For yen, see our article Yen. To convert yen to rupees, go to a large bank with a bag of yen and have them convert to rupees. Or if you just want to know the equivalent value, use any of several currency converters on the Internet. --LambiamTalk 19:21, 17 September 2006 (UTC)
The easiest one is simply by using google. Type in "100 Japanese yen in Indian rupees" and you'll get a good result. See [1]. Oskar 01:14, 18 September 2006 (UTC)
Google can do that now? Neat. --HappyCamper 02:19, 18 September 2006 (UTC)
That's amazing. I wish I had known about that last week, when I was in Canada, and I could have easily done things like this. Chuck 16:15, 21 September 2006 (UTC)

[edit] Sinc Filter?

Could someone please explain to me the concepts behind a Sinc Filter especally how they relate to Anti-Aliasing and the function sin(x)/(x). Any input is appreciated, thanks. HP 50g 23:56, 17 September 2006 (UTC)

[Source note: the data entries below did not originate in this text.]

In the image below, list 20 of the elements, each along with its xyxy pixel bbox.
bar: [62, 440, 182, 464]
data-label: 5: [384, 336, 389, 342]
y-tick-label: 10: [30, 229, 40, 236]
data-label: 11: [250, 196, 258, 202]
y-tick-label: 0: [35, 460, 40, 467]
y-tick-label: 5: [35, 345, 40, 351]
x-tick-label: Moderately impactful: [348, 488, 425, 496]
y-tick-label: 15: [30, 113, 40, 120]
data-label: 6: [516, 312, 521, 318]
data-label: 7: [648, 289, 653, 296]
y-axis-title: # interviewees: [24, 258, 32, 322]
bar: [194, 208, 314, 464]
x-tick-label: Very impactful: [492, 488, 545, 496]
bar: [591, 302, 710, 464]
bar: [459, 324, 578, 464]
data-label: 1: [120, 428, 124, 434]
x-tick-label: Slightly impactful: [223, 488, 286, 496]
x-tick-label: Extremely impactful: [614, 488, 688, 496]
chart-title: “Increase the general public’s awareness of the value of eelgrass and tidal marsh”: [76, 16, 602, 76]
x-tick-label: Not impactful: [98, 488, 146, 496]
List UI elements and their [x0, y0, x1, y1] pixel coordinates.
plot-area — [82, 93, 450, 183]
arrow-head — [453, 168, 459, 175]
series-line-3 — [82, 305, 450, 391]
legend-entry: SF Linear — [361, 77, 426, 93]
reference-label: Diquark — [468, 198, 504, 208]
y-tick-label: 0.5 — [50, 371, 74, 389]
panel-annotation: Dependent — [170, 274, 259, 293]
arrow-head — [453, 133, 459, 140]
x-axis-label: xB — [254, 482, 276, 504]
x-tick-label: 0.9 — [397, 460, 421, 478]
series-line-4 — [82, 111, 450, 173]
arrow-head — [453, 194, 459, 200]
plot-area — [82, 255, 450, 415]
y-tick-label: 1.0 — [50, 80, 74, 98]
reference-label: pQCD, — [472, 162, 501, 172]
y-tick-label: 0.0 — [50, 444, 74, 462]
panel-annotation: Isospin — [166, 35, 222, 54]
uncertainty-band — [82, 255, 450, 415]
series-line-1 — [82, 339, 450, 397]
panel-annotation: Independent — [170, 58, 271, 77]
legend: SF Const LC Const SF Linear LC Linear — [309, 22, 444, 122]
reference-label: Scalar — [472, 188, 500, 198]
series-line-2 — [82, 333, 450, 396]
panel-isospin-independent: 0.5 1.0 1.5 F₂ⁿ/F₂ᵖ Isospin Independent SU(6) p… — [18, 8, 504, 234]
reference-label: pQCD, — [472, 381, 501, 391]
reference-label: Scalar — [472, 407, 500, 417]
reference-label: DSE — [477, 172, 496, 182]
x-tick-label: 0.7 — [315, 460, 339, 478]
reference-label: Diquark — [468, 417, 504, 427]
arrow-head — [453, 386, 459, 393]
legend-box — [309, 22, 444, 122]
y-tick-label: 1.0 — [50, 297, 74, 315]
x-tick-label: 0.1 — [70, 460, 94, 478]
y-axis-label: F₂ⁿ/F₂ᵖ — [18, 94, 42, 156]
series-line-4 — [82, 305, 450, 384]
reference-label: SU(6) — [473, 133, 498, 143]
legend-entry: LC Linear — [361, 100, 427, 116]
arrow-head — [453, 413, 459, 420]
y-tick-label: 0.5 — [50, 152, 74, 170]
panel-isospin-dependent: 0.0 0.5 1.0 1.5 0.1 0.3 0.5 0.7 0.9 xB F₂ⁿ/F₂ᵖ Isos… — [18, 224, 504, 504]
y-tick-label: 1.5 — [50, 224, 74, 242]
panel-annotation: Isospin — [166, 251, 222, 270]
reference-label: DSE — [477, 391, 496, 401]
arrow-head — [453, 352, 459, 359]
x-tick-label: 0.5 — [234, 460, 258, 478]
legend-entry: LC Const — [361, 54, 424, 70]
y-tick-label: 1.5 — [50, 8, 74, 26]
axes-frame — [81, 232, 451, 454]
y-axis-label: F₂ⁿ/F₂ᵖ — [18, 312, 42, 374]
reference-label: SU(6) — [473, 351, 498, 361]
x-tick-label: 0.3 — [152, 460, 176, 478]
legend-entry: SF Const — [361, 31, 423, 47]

The sinc function in the time domain is a windowing function in the frequency domain. Browse around Fourier transform for some goodies - Continuous Fourier transform might be of use too. To prevent aliasing, you want to fit the frequency content of your signal of interest inside the entire window. --HappyCamper 02:19, 18 September 2006 (UTC)
A sinc filter is a lowpass filter (with a really, really sharp cutoff). If you are resampling something below a certain frequency (i.e. scaling an image down), applying a sinc convolution filter beforehand to the original would prevent aliasing of frequencies greater than the new nyquist frequency. - Rainwarrior 07:11, 18 September 2006 (UTC)
It's hard to answer briefly, since this topic is part of a much broader discussion. In digital signal processing, a core theorem is that the frequency response of a (time-invariant, linear) filter is the Fourier transform of the filter impulse response. That is, if we feed the filter a Dirac delta function, essentially an instantaneous unit spike, and record the output for all time, then the Fourier transform of that output describes the effect of the function across frequencies. (To get a sense impression of an impulse response, stand in a large empty room with eyes closed, sharply and loudly clap your hands once, and listen.) Another core fact is that such a filter can only scale or phase shift a sinusoidal input, but not change its frequency.
When a continuous signal is digitally sampled at periodic intervals, the frequency spectrum of the input is replicated periodically as well, with period inversely proportional to the sampling period. This can produce the phenomenon called "aliasing", where high frequencies masquerade as low ones. When this occurs, we can no longer reliably reproduce the continuous signal from the sampled one. To avoid this, we need to select a single period in the frequency domain, to filter the input before we sample. The ideal filter has a simple frequency response, one that looks like a square box.
So now the question is, what filter has a frequency response that looks like a box? Yep, you guessed it. And what is its impulse response? Right again. --KSmrqT 11:17, 18 September 2006 (UTC)
Thanks for the responses. I be sure to read about the topics you told me about. Thanks. HP 50g 14:52, 18 September 2006 (UTC)
I award KSmrq with this mathematical equation for his comprehensive contributions to the Mathematics Reference Desk. :-) --HappyCamper 15:41, 18 September 2006 (UTC)

f \left( t \right) = \frac{1}{\sqrt{2\pi}} \int\limits_{-\infty}^\infty F\left( \omega\right) e^{i\omega t}\,d\omega.